Learning About Sex and Sexuality

By Sahita Pierre-Antoine, YWCA of Haiti 

I must have been seven or eight years old when my mother sat me down for the “sex talk”. I started to develop breasts very early so I think it was her way of preparing me for the changes that would soon occur in my body, and the unwanted attention it would bring. By the time I was 10 years old and got my first period, I was the proud owner of multiple books on puberty, sex, and sexuality, made specifically for pre-teens.

sexuelle

L’encyclo de la vie sexuelle (Encyclopedia on sexuality and reproduction) 7-9 ans, Editions Hachette Jeunesse

Unfortunately, this type of open discussion about sexual education and sexuality is not very common. Because of various religious and cultural reasons around the world, these topics are still taboo, especially for young girls to discuss. It is often difficult to find comprehensive sexual education curricula at schools – if that subject is even taught at all. Some countries are more progressive than others, opening up the discussions at an earlier age. For example, in the Netherlands, sexuality education begins in kindergarten where toddlers are taught about respecting others’ bodies and knowing that no means no. In other countries, like in the United States, the debate between comprehensive sexual education and abstinence-only programming is never-ending.

Here in Haiti, sexual education is often non-existent. Some parents refuse to discuss it with their children and teenagers in fear of inciting their curiosity and leading them to “play mom and dad” before the “right” time. Masturbation and pre-marital sex are considered sinful; but our high rates of teen pregnancy reveal the reality of the matter. Both public and private schools often take an abstinence only approach, stick to the basics of human anatomy, or don’t talk about it at all.

However, in the past few years, the Ministry of Education has opened the discussion on integrating sexual and reproductive health education in the national curriculum, recognizing that “education will lead to deconstructing sexist gender biases, and to fight against the violence and the discrimination that they provoke in our society. Nowadays, the sexual education classes offered in some Haitian schools always and only focus on reproduction and preventing sexual transmitted diseases. However, [sexual education] must be discussed in all its aspects…”   Sadly, no apparent progress has been made on that front. To bridge that gap, many local organizations have stepped up to provide peer education programs designed specifically for and with youth.
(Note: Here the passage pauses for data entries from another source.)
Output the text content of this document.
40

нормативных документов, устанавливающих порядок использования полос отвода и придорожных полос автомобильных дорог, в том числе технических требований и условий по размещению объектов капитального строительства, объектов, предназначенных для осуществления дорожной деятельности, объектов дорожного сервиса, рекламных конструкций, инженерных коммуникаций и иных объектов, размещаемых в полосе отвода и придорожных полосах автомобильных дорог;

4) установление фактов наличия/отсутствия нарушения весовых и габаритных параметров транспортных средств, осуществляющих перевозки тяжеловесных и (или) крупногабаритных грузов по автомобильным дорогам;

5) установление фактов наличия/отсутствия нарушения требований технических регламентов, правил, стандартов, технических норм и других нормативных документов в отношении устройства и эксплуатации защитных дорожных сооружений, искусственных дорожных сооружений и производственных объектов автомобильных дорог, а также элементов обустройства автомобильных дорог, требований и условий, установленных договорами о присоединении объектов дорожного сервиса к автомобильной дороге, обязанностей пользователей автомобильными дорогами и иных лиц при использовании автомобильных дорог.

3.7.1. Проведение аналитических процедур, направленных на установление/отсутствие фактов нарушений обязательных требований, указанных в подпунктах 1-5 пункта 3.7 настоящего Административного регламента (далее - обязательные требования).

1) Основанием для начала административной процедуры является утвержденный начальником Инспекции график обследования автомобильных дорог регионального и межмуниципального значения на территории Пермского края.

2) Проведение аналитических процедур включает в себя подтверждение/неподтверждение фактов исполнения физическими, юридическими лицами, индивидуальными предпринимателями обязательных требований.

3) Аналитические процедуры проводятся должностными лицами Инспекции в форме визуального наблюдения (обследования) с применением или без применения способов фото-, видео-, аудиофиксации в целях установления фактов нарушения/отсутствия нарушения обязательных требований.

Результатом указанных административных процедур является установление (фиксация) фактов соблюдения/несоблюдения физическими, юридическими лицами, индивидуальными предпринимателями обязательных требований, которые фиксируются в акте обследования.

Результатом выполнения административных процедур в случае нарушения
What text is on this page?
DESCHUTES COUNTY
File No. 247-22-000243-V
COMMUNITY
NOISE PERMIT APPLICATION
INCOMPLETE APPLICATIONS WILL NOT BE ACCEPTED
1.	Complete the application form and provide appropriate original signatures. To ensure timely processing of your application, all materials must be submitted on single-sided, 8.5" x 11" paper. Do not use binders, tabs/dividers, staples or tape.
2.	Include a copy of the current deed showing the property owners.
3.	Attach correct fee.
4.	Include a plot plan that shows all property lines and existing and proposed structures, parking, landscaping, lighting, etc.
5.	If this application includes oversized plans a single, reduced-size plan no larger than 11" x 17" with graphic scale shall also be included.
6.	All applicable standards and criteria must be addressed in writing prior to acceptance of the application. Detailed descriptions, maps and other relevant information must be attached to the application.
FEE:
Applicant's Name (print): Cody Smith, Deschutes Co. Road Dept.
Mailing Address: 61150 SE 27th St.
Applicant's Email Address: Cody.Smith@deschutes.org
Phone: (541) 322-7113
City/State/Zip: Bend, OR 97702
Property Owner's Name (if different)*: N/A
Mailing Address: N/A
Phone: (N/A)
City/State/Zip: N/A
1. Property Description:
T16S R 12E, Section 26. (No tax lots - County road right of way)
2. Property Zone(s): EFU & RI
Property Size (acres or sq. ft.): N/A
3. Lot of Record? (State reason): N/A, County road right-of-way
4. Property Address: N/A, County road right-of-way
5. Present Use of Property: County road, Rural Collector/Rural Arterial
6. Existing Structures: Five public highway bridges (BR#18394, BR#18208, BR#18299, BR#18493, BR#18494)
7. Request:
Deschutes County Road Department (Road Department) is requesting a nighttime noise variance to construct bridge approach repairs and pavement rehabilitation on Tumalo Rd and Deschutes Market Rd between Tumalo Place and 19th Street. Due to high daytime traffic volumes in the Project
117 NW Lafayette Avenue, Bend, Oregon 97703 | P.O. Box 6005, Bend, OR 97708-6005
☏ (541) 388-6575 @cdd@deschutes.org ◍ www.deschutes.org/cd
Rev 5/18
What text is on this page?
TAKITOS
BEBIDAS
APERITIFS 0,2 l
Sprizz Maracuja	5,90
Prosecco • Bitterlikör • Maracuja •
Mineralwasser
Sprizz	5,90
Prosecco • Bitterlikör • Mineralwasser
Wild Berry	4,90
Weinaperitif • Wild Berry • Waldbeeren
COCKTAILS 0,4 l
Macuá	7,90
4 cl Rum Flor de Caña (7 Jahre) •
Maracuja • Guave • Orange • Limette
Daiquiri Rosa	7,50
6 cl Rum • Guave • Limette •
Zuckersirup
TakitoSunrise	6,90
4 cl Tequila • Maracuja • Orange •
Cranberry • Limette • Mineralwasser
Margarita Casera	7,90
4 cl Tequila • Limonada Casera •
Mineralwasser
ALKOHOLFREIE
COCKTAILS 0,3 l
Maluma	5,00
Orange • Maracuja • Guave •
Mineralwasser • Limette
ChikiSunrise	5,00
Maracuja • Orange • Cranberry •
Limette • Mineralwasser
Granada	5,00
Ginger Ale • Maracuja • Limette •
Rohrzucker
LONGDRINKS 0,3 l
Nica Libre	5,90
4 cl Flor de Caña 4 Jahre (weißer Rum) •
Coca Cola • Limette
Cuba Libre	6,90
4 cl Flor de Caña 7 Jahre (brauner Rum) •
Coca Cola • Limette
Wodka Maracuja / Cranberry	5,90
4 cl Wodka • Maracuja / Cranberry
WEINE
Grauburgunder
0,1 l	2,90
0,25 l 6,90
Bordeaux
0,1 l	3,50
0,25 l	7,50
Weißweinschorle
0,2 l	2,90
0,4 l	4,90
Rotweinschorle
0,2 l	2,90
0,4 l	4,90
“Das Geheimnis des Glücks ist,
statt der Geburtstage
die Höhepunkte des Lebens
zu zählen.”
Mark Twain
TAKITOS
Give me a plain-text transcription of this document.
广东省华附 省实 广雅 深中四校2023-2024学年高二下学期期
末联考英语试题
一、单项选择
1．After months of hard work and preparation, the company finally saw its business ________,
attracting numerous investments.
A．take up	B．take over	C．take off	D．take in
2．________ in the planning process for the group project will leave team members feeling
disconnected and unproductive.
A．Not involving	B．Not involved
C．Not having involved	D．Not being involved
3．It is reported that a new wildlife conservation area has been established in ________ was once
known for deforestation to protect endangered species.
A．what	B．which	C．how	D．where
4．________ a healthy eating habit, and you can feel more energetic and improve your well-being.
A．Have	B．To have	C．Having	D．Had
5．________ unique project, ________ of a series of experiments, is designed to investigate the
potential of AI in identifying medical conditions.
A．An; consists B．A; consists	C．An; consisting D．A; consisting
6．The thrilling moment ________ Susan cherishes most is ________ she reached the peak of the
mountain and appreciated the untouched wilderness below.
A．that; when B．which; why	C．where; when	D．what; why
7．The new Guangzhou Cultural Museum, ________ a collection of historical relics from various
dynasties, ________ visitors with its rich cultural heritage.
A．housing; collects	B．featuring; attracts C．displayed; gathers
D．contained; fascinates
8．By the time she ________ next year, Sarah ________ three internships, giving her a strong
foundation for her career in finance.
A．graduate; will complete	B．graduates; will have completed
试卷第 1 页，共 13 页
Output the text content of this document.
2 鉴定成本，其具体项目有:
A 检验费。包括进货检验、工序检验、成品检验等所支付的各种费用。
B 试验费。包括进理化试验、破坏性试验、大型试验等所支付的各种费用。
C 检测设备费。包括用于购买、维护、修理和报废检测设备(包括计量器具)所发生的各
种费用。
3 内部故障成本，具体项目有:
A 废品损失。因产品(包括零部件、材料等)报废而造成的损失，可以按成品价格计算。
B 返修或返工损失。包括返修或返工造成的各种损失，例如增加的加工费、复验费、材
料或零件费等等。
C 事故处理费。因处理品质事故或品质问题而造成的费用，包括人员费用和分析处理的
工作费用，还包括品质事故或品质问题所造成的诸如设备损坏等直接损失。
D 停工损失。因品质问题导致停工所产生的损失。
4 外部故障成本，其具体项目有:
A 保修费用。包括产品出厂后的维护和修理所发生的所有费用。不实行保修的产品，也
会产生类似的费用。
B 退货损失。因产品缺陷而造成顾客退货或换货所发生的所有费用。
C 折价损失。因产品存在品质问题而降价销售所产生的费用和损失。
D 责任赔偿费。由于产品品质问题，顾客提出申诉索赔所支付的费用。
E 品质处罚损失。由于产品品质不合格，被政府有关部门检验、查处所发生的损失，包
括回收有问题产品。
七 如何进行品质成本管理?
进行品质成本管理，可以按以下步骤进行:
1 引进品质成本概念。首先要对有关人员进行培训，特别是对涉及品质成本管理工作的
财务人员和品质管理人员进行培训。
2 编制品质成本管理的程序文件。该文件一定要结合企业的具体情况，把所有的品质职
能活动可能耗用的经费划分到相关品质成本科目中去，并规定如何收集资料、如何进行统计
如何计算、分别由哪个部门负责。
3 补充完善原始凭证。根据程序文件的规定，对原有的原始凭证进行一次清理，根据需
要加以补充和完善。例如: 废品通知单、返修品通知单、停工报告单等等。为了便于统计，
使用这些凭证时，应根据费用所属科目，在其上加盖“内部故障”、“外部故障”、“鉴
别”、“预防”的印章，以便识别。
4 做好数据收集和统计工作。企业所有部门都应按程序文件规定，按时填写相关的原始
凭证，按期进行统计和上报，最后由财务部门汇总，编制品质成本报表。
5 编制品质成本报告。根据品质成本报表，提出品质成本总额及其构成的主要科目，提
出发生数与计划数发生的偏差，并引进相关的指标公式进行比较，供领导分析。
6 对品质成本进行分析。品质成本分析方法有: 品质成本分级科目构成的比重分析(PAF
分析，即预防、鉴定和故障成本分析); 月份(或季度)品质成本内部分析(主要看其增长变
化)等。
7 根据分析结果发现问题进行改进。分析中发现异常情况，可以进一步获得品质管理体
Blocking the right to knowledge and information about our bodies, safe sex and contraceptive methods, about consent and respecting boundaries is a great disservice because it removes our ability to make informed and conscientious decisions about ourselves, our physical, mental and emotional health. Knowledge is power, and power over one’s own body is a right! Including comprehensive sexual education in school or opening the discussions in after-school programs and in community centers is an important step towards reducing early and teen pregnancies, clandestine and unsafe abortions, and sexually transmitted infections. More importantly, it allows for a generation of young people to be conscious of the decisions around their bodies and their sexualities, therefore increasing healthy and consensual relationships.

“L’éducation sexuelle grande absente des écoles et de la famille haïtienne .” Le
Nouvelliste 3 July 2013. (http://lenouvelliste.com/lenouvelliste/article/118415/
Leducation-sexuelle-grande-absente-des-ecoles-et-de-la-famille-haitienne.

books

Source: addictinginfo.org

Until comprehensive and inclusive sexual education is offered in schools, we must continue to fervently support youth programs and service providers, and advocate at the community and national level.

Dear readers, what are your experiences and thoughts about comprehensive sexual education? Do you remember your first sex talk? What do you think are the best strategies to fill the gaps in sexual education?